Niveau livre, voir mon commentaire romain du post précédent, je suis entrée dans le lit de lanzmann, dans la gorge de foucault, et dans les scènes de ménage de Doc Gyneco (chronique à venir). Déception sur le deuxième roman de Yann Suty dont j’avais adoré le premier opus, Cubes. Enfin, un livre étrange “le revolver de Lacan“, à propos duquel j’ai bien du écrire qu’en comparaison, le style de Duras pouvait paraître opulent.
Films : sympathique petit film français où un couple que l’honnêteté a mené à la médiocrité se met à dealer de la drogue, superbe film noir avec explications sur hollywood et le Mccarthysme : he ran all the way (1951). Leçon soporifique du pourtant excellent Téchiné au Forum des images. RAS à part son bégaiement et les questions stupides du maître d’interview.
Musique: deux jolies surprises cette semaine : Nilda Fernandez à l’Elysée Montmartre, le chanteur étant depuis des lustres dans le paysage français, je m’y suis traînée sans conviction, pour découvrir un superbe mélodiste et un guitariste hors pair. Les textes sont ce qui pèche, et je parle désormais en quasi-spécialiste, forte de mon amour du français (et de l’espagnol) et de mon expérience de Monsieur Luxure qui se prolonge à travers un opéra (livret) avec Laurent et un disque pour la chanteuse française préférée de Jacques Chirac (textes) : les deux, work in progress. J’ai enfin reçu le disque de Daphné, que je n’ai pas encore chroniqué, mais ça reste la crème de la crème, son bleu Venise tourne en boucle chez moi.

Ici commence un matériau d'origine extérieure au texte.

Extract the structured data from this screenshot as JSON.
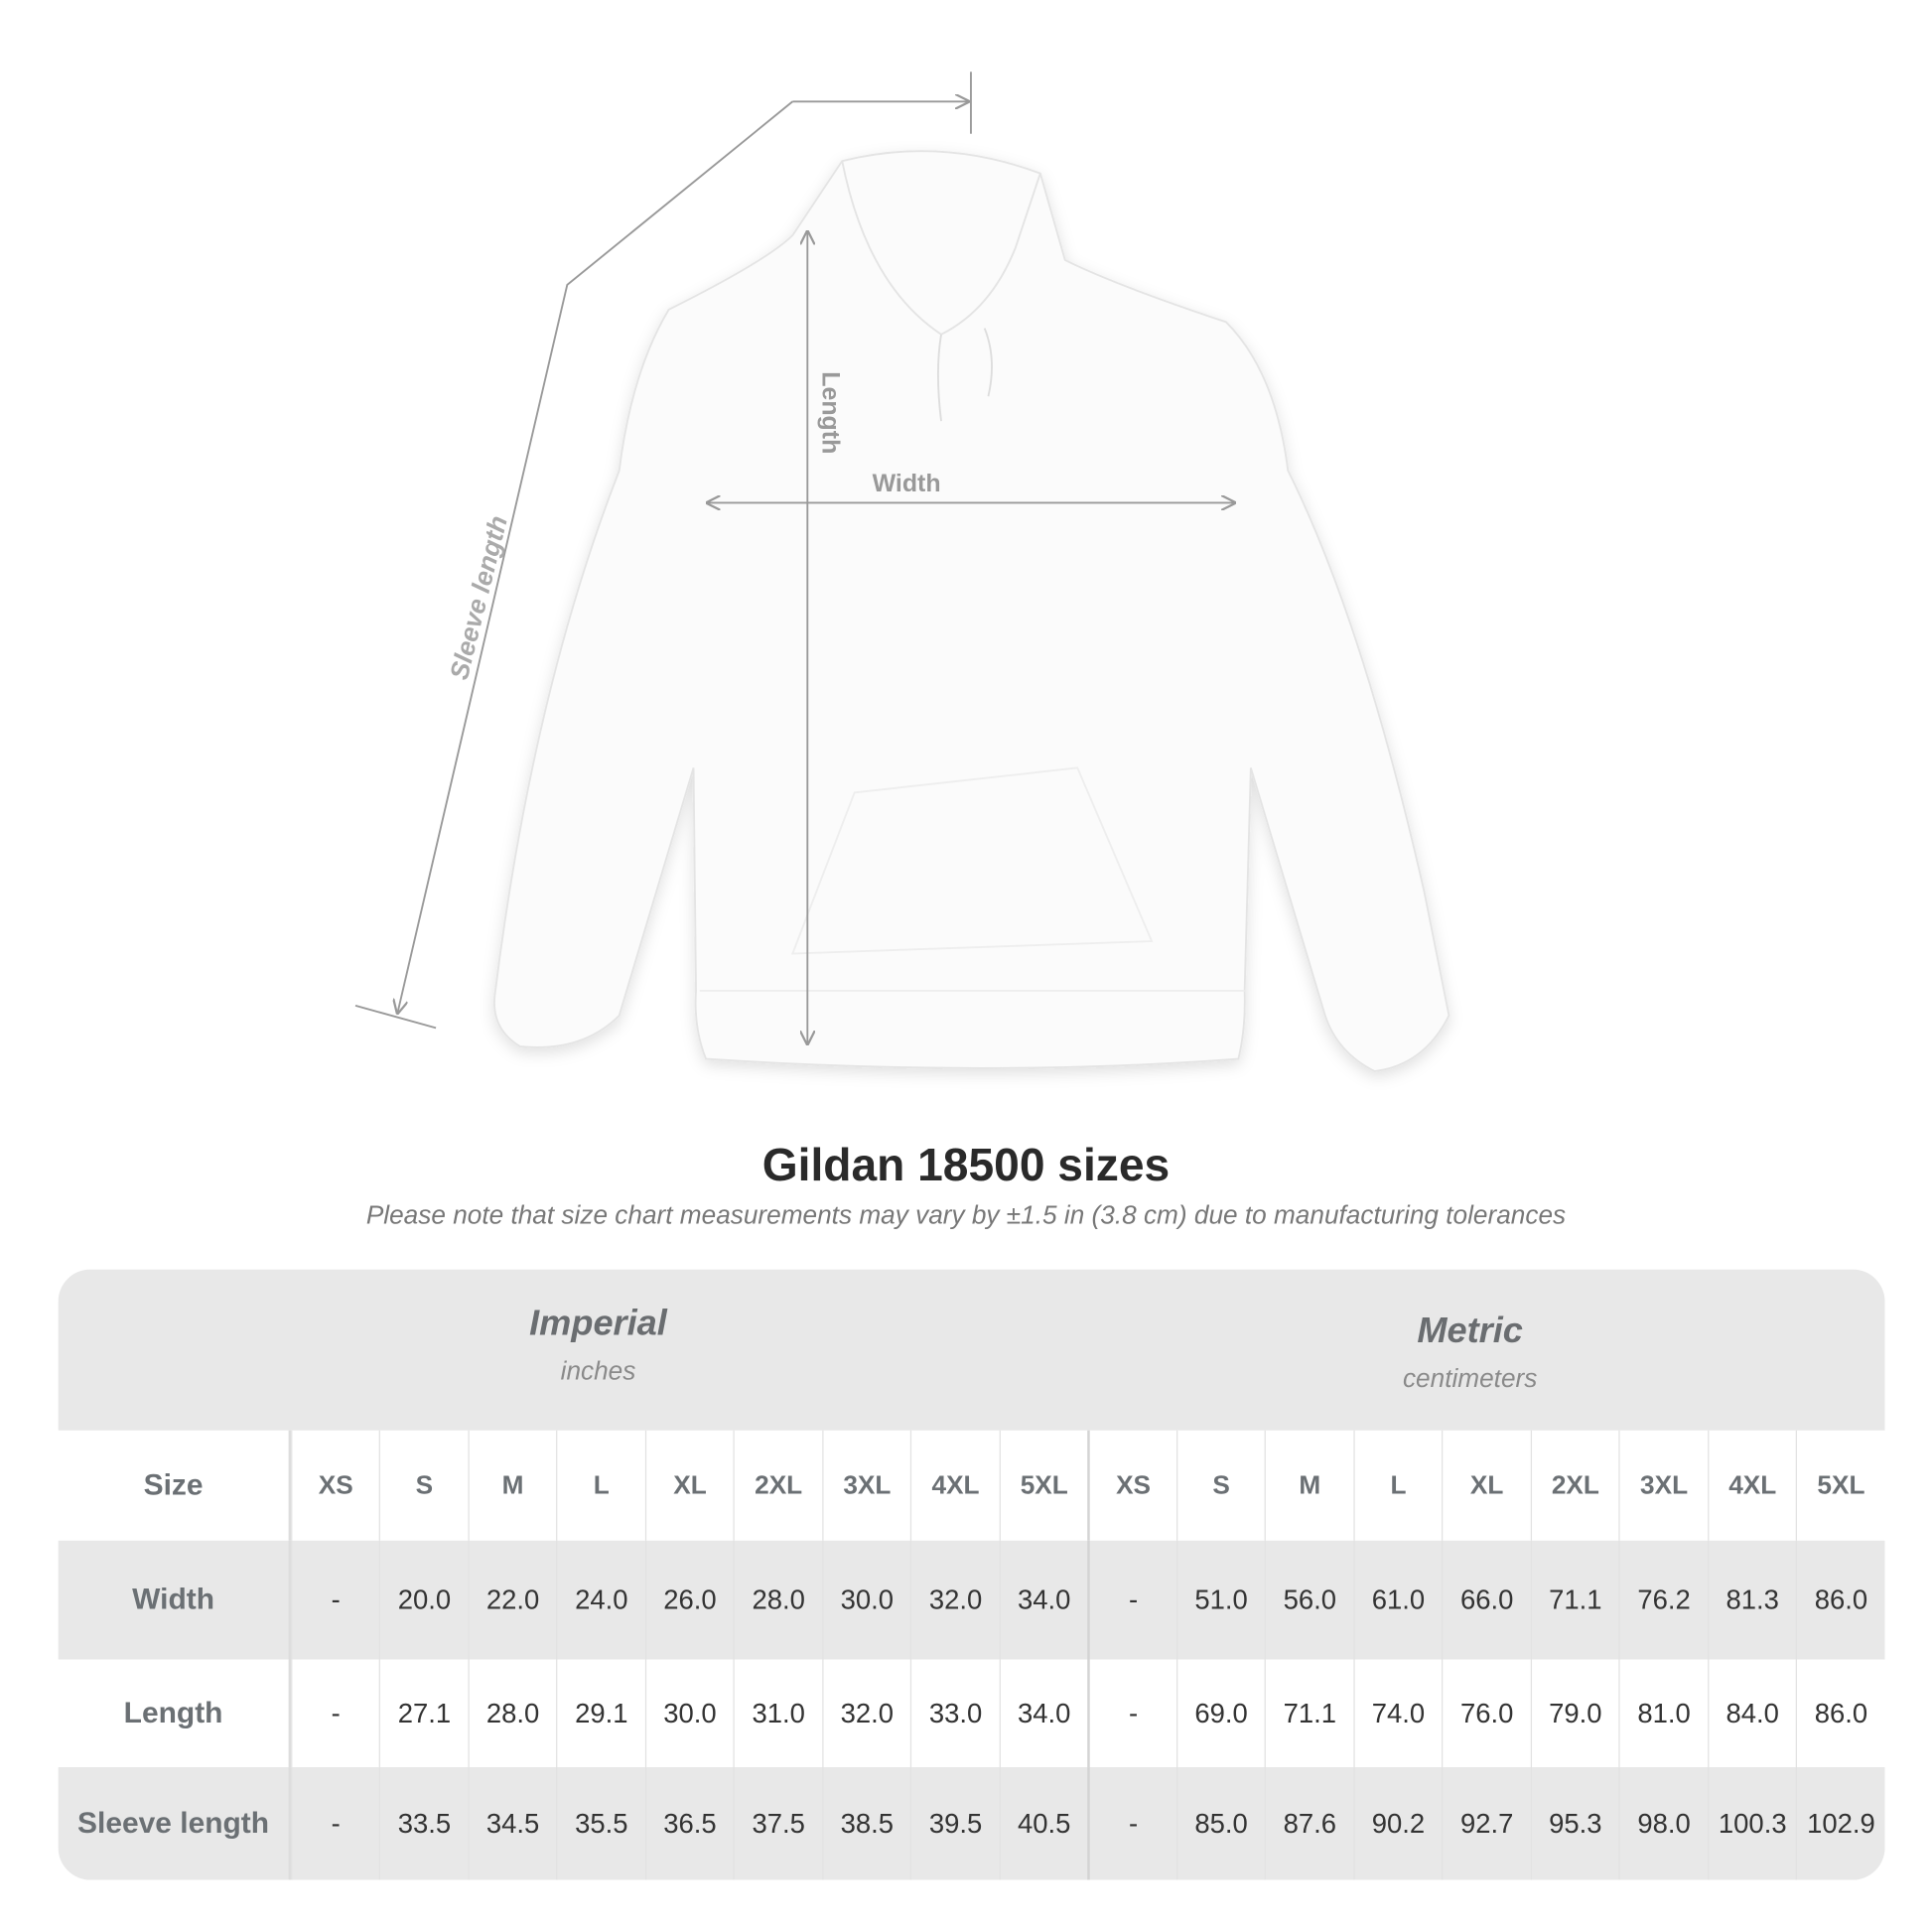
{
  "diagram": {
    "labels": {
      "sleeve": "Sleeve length",
      "length": "Length",
      "width": "Width"
    }
  },
  "title": "Gildan 18500 sizes",
  "note": "Please note that size chart measurements may vary by ±1.5 in (3.8 cm) due to manufacturing tolerances",
  "imperial": {
    "name": "Imperial",
    "unit": "inches"
  },
  "metric": {
    "name": "Metric",
    "unit": "centimeters"
  },
  "size_label": "Size",
  "sizes": [
    "XS",
    "S",
    "M",
    "L",
    "XL",
    "2XL",
    "3XL",
    "4XL",
    "5XL"
  ],
  "rows": [
    {
      "label": "Width",
      "imperial": [
        "-",
        "20.0",
        "22.0",
        "24.0",
        "26.0",
        "28.0",
        "30.0",
        "32.0",
        "34.0"
      ],
      "metric": [
        "-",
        "51.0",
        "56.0",
        "61.0",
        "66.0",
        "71.1",
        "76.2",
        "81.3",
        "86.0"
      ]
    },
    {
      "label": "Length",
      "imperial": [
        "-",
        "27.1",
        "28.0",
        "29.1",
        "30.0",
        "31.0",
        "32.0",
        "33.0",
        "34.0"
      ],
      "metric": [
        "-",
        "69.0",
        "71.1",
        "74.0",
        "76.0",
        "79.0",
        "81.0",
        "84.0",
        "86.0"
      ]
    },
    {
      "label": "Sleeve length",
      "imperial": [
        "-",
        "33.5",
        "34.5",
        "35.5",
        "36.5",
        "37.5",
        "38.5",
        "39.5",
        "40.5"
      ],
      "metric": [
        "-",
        "85.0",
        "87.6",
        "90.2",
        "92.7",
        "95.3",
        "98.0",
        "100.3",
        "102.9"
      ]
    }
  ]
}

Théâtre : patatras, encore une sénilité de Chéreau. Son Koltes avec un Romain Duris qui essaie fort mais n’en peut mais m’a juste endormie au théâtre de l’atelier où je me suis ennuyée plus fermement que dans une mauvaise conférence de science politique. (pas d’article, mais celui de Christophe est tout feu tout flammes).
Expos : je me suis contentée de Europunk et Cranach à Rome. Chronique d’Europunk à venir, Cranach explicité dans le post romain.
Pas mon agenda sous mes yeux, mais cette semaine risque d’être riche en actu culturelle parisienne, but of course.
Vacances romaines de quatre jours avec deux complices pour rejoindre mon ami Eric Debris, chanteur punk du groupe métal urbain, graphiste et photographe. Des graphs d’Eric étaient exposés à la Villa Medici au coeur de l’expo europunk et Eric mixait pour la soirée d’ouverture. Mille et une nuit dans le saint des saint de la résidence artistique à la française…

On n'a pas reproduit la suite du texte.